Nacho is back with Colossal, bringing irony that’s a little sharper, comedy that’s a good bit darker…and a great big scary monster.
Anne Hathaway is fantastic as Gloria, a frequently drunk party girl in New York who loses her job, doesn’t get the wake up call and does gets the boot from her live-in boyfriend. Moving back to her hometown, she reconnects with Oscar (a solid Jason Sudeikis), a childhood friend who happens to own a bar where Gloria is welcome to work part-time.
Wait a minute – what’s this in the headlines? A giant monster has appeared in downtown Seoul, Korea, and after watching all the viral videos of the beast in action, Gloria realizes that she alone is controlling its carnage or, in some cases, its awkward dance moves.
Colossal could also describe the height of Vigalondo’s latest concept, but despite some shaky interludes, it’s one worth the investment. Hathaway and Sudeikis make a compelling pair, and as secrets of the monster’s history are revealed, Vigalondo lands some solid satirical blows about self-absorption and personal demons.
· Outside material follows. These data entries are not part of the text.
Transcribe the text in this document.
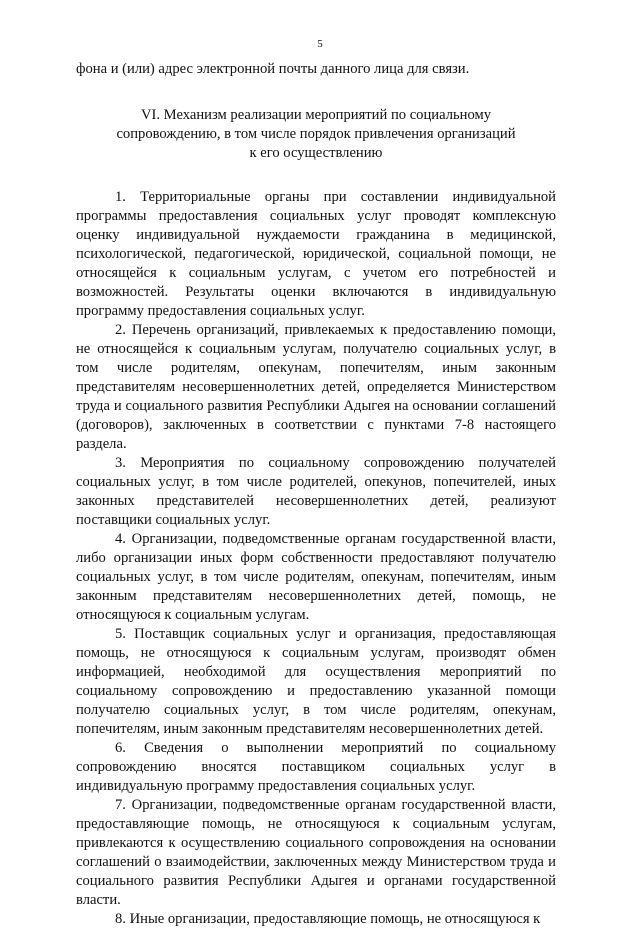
5

фона и (или) адрес электронной почты данного лица для связи.

VI. Механизм реализации мероприятий по социальному
сопровождению, в том числе порядок привлечения организаций
к его осуществлению

1. Территориальные органы при составлении индивидуальной программы предоставления социальных услуг проводят комплексную оценку индивидуальной нуждаемости гражданина в медицинской, психологической, педагогической, юридической, социальной помощи, не относящейся к социальным услугам, с учетом его потребностей и возможностей. Результаты оценки включаются в индивидуальную программу предоставления социальных услуг.

2. Перечень организаций, привлекаемых к предоставлению помощи, не относящейся к социальным услугам, получателю социальных услуг, в том числе родителям, опекунам, попечителям, иным законным представителям несовершеннолетних детей, определяется Министерством труда и социального развития Республики Адыгея на основании соглашений (договоров), заключенных в соответствии с пунктами 7-8 настоящего раздела.

3. Мероприятия по социальному сопровождению получателей социальных услуг, в том числе родителей, опекунов, попечителей, иных законных представителей несовершеннолетних детей, реализуют поставщики социальных услуг.

4. Организации, подведомственные органам государственной власти, либо организации иных форм собственности предоставляют получателю социальных услуг, в том числе родителям, опекунам, попечителям, иным законным представителям несовершеннолетних детей, помощь, не относящуюся к социальным услугам.

5. Поставщик социальных услуг и организация, предоставляющая помощь, не относящуюся к социальным услугам, производят обмен информацией, необходимой для осуществления мероприятий по социальному сопровождению и предоставлению указанной помощи получателю социальных услуг, в том числе родителям, опекунам, попечителям, иным законным представителям несовершеннолетних детей.

6. Сведения о выполнении мероприятий по социальному сопровождению вносятся поставщиком социальных услуг в индивидуальную программу предоставления социальных услуг.

7. Организации, подведомственные органам государственной власти, предоставляющие помощь, не относящуюся к социальным услугам, привлекаются к осуществлению социального сопровождения на основании соглашений о взаимодействии, заключенных между Министерством труда и социального развития Республики Адыгея и органами государственной власти.

8. Иные организации, предоставляющие помощь, не относящуюся к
Perhaps best of all is how Colossal works out of the conceptual corner it backs into. Much like the Koreans who keep coming downtown no matter how often the monster appears, Vigalondo is committed to the end, delivering a strange but satisfying in-the-moment fable.
Free Fire
by Hope Madden, MaddWolf.com
The first notes I took, about ten minutes into the screening for Ben Wheatley’s latest Free Fire, read like so: This is a bold first act.
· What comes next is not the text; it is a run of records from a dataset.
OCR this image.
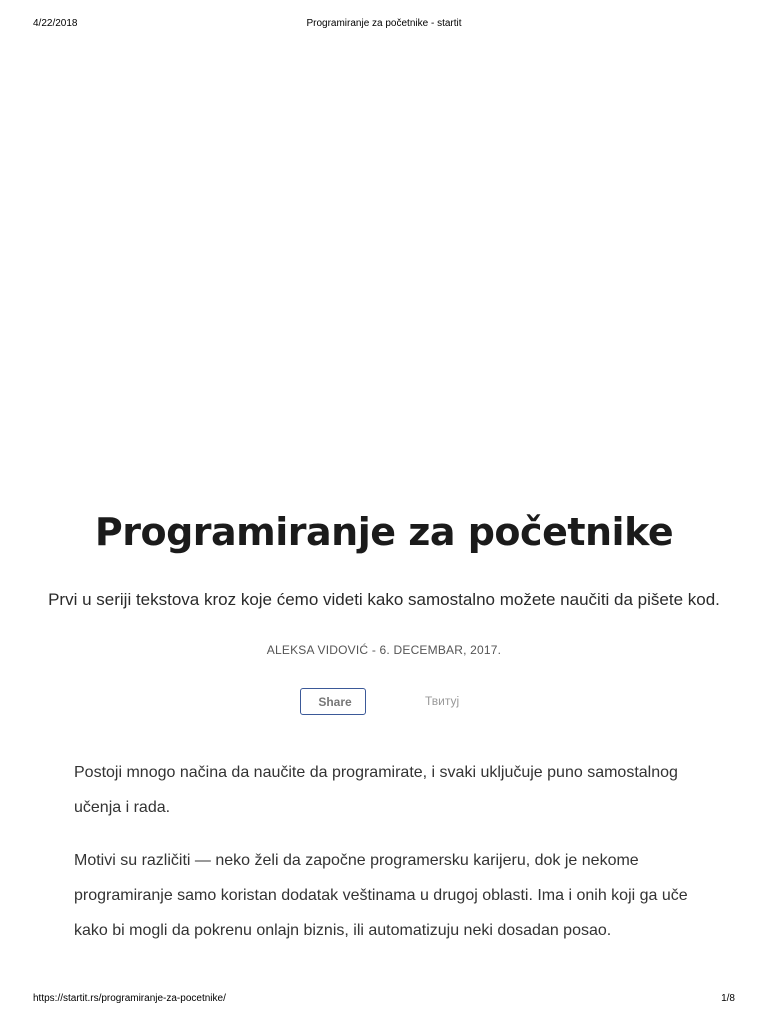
4/22/2018	Programiranje za početnike - startit
Programiranje za početnike

Prvi u seriji tekstova kroz koje ćemo videti kako samostalno možete naučiti da pišete kod.

ALEKSA VIDOVIĆ - 6. DECEMBAR, 2017.
Share	Твитуј

Postoji mnogo načina da naučite da programirate, i svaki uključuje puno samostalnog učenja i rada.

Motivi su različiti — neko želi da započne programersku karijeru, dok je nekome programiranje samo koristan dodatak veštinama u drugoj oblasti. Ima i onih koji ga uče kako bi mogli da pokrenu onlajn biznis, ili automatizuju neki dosadan posao.

https://startit.rs/programiranje-za-pocetnike/	1/8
Indeed. Co-written with his wife and frequent collaborator Amy Jump, the Seventies crime thriller wastes little time on backstory, context or exposition. None, really.
You gather that two Irishmen (Cillian Murphy, Michael Smiley) wait in a warehouse parking lot with their liaison (Brie Larson) to a gun runner. They’re always waiting for their own henchmen, as well as the gunrunner’s liaison (Armie Hammer).
I love Ben Wheatley. In 2011, he and Jump brought forth the utterly brilliant horror show Kill List, and I have waited breathlessly for every collaboration since. Free Fire included.
And while each of Wheatley’s films is decidedly different from each other, Free Fire is very different from most films altogether.
Imagine if the entire 93 minutes of Reservoir Dogs took place in that last act shootout among the pack.
The noteworthy fact about Free Fire is not that it has a bold first act, but that the entire film is a third act. With scarcely a word of context, we’re rolled into an empty warehouse just in time for a shootout to begin, and there we will stay until the film concludes.
It’s pretty brilliant, really. Character development happens under fire. Hammer’s “Ord” (yep, that’s his name) brings a lot of laid back comedy. Brie Larson is characteristically spot on, as is the always welcome Cillian Murphy. The two infuse characters and the proceedings with some authentic humanity.
Also working the comedy angle is Sharlto Copley – always reliable for some scenery-chewing, here working those mandibles as a South African imbecile/arms dealer once misdiagnosed as a child genius.
Jump and Wheatley rob the gang meeting of any of the slick romance or brutal gravitas usually bestowed on such events by cinema. There is a barely controlled, very funny, incredibly bloody chaos afoot here, and it is a wild and entertaining sight to behold.